"Corporal Nick" still a bumper car as Daybreak's new traffic reporter
08/20/14 12:13 PM
”Corporal Nick” cross-talks with Daybreak anchors Wednesday. Photos: Ed Bark
By ED BARK
@unclebarkycom on Twitter
The man they call “Corporal Nick” navigated his way through a second day as Daybreak’s traffic reporter Wednesday.
The roly poly DeSoto cop, again in full uniform, still tends to skid in and out of his segments for WFAA8’s No. 3-rated early morning program. Whether he’ll emerge as an authority figure with a guy next door appeal remains to be seen. His most notable on-camera misdemeanor at the moment is a tendency to dart his eyes to the left (and viewers’ right) at the close of his segments. He’s still a bit stiff, too. But eye contact and body language can be learned if viewers are willing to play along with the D-FW market’s first full-time uniformed roads warrior.
WFAA8’s cop-on-the-beat gambit, first disclosed Aug. 2nd on unclebarky.com, puts a raw rookie on display in terms of television experience. “Corporal Nick” -- full name Nick Bristow -- is a 20-year veteran of the DeSoto police force but had no previous TV training until the station began grooming him earlier this month.
On Wednesday’s Daybreak, news anchors Ron Corning and Alexa Conomos twice informed viewers that “Corporal Nick” would be reporting for duty at 8 a.m. after finishing his 4:30 to 7 a.m. Daybreak shift.
“These are two separate jobs, people,” Corning said before Corporal Nick agreed he’d soon be “on the streets” as a DeSoto police officer. Maybe a little groggy, though, later in his shift?
During the 5 to 5:30 a.m. segment, Conomos and Corporal Nick had a little anchor desk chat about Tuesday’s Day One.
“Ya came back, we like to say,” she said. “We didn’t scare ya off yet.”
“It was good yesterday,” Corporal Nick said. “It came out a lot better than I thought it would. I was concerned a few times, but you know what, we pulled it off.”
“You pulled it off,” she said.
We pulled it off,” he said again.
Corporal Nick corrected himself on a couple of his traffic segments and also tripped over “George Bush Turnpike.”
But Corning had his back, noting that “at this early hour, Corporal Nick, your tongue doesn’t always work. Take it from us.”

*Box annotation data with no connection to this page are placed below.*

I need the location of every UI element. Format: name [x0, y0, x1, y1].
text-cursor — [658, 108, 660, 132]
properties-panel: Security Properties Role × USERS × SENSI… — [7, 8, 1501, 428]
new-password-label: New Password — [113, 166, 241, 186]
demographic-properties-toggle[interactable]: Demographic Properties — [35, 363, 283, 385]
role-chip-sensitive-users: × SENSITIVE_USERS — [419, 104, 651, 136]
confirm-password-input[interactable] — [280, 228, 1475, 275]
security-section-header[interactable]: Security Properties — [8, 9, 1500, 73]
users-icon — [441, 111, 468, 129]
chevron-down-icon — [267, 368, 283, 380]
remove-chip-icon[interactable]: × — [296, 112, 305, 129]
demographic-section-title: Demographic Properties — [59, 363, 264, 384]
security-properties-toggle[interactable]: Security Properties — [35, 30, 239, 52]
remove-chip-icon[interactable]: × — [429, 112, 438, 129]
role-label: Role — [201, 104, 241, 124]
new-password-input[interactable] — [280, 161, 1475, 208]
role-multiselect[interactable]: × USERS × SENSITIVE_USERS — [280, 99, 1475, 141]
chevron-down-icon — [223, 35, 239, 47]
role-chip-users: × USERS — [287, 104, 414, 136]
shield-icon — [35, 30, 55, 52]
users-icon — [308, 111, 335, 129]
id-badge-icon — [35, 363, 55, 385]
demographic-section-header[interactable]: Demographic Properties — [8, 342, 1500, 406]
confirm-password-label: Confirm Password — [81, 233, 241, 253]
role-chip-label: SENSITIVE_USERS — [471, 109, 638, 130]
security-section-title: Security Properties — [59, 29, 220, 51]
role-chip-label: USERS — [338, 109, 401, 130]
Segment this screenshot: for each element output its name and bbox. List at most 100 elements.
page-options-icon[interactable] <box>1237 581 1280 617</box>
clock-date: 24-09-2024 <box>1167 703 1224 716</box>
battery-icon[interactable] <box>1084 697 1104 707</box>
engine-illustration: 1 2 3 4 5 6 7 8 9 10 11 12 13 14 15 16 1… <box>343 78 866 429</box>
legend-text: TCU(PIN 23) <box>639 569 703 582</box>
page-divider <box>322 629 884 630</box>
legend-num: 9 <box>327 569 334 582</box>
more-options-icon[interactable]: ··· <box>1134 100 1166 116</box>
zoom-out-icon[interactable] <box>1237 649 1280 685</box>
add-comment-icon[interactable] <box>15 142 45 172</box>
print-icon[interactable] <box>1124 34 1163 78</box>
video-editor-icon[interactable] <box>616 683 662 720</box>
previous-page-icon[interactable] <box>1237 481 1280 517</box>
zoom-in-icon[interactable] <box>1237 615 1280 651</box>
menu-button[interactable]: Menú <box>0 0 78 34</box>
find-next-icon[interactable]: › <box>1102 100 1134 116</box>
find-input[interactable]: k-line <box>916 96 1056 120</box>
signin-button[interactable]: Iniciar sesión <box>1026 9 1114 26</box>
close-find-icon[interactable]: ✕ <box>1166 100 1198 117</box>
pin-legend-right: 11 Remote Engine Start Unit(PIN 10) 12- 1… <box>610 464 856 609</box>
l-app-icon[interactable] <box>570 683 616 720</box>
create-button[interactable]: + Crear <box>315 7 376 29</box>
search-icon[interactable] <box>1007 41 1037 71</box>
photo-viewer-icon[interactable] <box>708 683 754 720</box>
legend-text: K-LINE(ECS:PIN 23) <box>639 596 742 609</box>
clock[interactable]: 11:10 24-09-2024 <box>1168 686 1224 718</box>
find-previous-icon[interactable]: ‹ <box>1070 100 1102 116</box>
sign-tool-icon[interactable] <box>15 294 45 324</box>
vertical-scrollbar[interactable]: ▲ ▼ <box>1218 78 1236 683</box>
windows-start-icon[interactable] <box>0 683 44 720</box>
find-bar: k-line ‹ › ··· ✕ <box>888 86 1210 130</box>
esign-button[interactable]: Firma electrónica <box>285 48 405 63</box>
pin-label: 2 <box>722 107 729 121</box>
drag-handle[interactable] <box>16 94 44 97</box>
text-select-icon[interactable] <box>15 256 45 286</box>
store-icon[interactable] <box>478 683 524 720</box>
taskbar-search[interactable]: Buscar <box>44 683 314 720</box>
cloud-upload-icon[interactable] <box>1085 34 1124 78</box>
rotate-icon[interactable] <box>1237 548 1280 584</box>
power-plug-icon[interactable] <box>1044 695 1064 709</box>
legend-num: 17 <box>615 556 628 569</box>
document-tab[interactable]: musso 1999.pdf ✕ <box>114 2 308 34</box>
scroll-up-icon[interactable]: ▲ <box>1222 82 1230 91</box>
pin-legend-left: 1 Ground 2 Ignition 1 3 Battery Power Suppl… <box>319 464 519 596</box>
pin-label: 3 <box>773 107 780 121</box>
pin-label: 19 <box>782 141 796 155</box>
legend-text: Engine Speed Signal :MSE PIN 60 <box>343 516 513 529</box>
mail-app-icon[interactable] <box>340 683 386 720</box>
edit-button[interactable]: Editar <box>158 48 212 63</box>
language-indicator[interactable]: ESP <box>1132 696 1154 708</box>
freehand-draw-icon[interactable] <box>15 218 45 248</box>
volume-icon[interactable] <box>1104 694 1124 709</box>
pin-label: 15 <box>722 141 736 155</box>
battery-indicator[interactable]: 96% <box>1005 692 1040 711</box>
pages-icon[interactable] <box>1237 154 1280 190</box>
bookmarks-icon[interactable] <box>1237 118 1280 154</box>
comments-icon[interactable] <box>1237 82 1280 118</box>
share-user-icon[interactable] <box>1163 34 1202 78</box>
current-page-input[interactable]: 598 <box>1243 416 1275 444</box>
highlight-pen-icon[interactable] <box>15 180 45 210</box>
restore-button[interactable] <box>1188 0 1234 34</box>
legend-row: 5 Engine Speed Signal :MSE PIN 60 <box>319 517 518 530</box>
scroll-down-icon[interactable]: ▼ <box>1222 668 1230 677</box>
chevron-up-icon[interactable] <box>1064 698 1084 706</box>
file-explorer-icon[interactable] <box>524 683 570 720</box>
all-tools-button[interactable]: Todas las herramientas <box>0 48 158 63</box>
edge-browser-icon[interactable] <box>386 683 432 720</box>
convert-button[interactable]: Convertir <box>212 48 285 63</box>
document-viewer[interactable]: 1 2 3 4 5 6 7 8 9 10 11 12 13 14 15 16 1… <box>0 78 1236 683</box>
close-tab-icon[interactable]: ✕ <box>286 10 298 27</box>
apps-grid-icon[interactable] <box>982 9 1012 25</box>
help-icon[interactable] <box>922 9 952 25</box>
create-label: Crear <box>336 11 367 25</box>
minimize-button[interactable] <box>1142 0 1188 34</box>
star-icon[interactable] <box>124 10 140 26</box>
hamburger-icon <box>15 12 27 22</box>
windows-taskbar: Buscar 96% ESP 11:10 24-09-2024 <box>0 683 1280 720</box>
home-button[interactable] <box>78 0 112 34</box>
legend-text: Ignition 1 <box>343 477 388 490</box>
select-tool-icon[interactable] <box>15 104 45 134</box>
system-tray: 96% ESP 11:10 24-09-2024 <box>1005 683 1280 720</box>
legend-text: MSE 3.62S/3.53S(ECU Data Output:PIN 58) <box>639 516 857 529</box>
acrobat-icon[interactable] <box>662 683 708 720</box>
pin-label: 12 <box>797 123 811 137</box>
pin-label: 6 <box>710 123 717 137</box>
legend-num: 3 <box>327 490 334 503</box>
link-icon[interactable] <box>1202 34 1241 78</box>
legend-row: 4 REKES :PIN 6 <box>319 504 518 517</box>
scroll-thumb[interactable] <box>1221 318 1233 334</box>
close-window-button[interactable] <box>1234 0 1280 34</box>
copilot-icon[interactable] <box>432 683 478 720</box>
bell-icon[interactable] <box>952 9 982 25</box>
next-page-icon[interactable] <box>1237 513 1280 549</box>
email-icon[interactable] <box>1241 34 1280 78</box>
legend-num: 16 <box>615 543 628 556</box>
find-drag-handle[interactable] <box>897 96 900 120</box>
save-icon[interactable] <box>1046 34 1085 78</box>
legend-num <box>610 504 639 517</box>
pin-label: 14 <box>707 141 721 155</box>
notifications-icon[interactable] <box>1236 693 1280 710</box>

Corporal Nick’s police expertise also prompted the anchors to include him in conversations about emergency preparedness and “chasing down hoaxes” that basically waste an officer’s valuable time. He sits at his traffic central post under such circumstances, appearing to be more at ease.
All of this can be a lot to process for a TV novice, and Corporal Nick could be an old smoothie in due time. For now, his recitation of traffic stops and go’s can be rigid at times. And after he’s survived another segment, Corporal Nick’s abrupt eyeball detours make it seem as though he sees a bad guy approaching fast.
As previously posted and shown in a promotional video, San Antonio’s KSAT-TV uses a pair of younger, trimmer and conventionally handsomer cops for its traffic reports on Good Morning San Antonio.
Corporal Nick is built more along the lines of a Mavs Maniaacs dancer, with a mug that’s far closer to Willard Scott’s than Scott Bakula’s. But WFAA8 sports anchor Dale Hansen, now in his 31st year at the station, has gotten mega-mileage out of loudly proclaiming himself an “old, fat, bald white guy.” So there’s that.
It seems like a long shot, though, for viewers to associate “authority” and “experience” with Corporal Nick’s traffic reports. He may have helped to clean up a few freeway wrecks in his time. But in the end he’s parroting basically the same information as his outwardly more telegenic civilian competitors at Fox4, NBC5 and CBS11.
Still, Corporal Nick may seem like someone with whom to have a donut, a beer or, in Wednesday morning’s case, a fried Sriracha Ball at show’s end. Corning and Conomos insisted that he gulp one down before heading off to his other day job. So that’s what he did before giving a look that said he would have much preferred a pastry.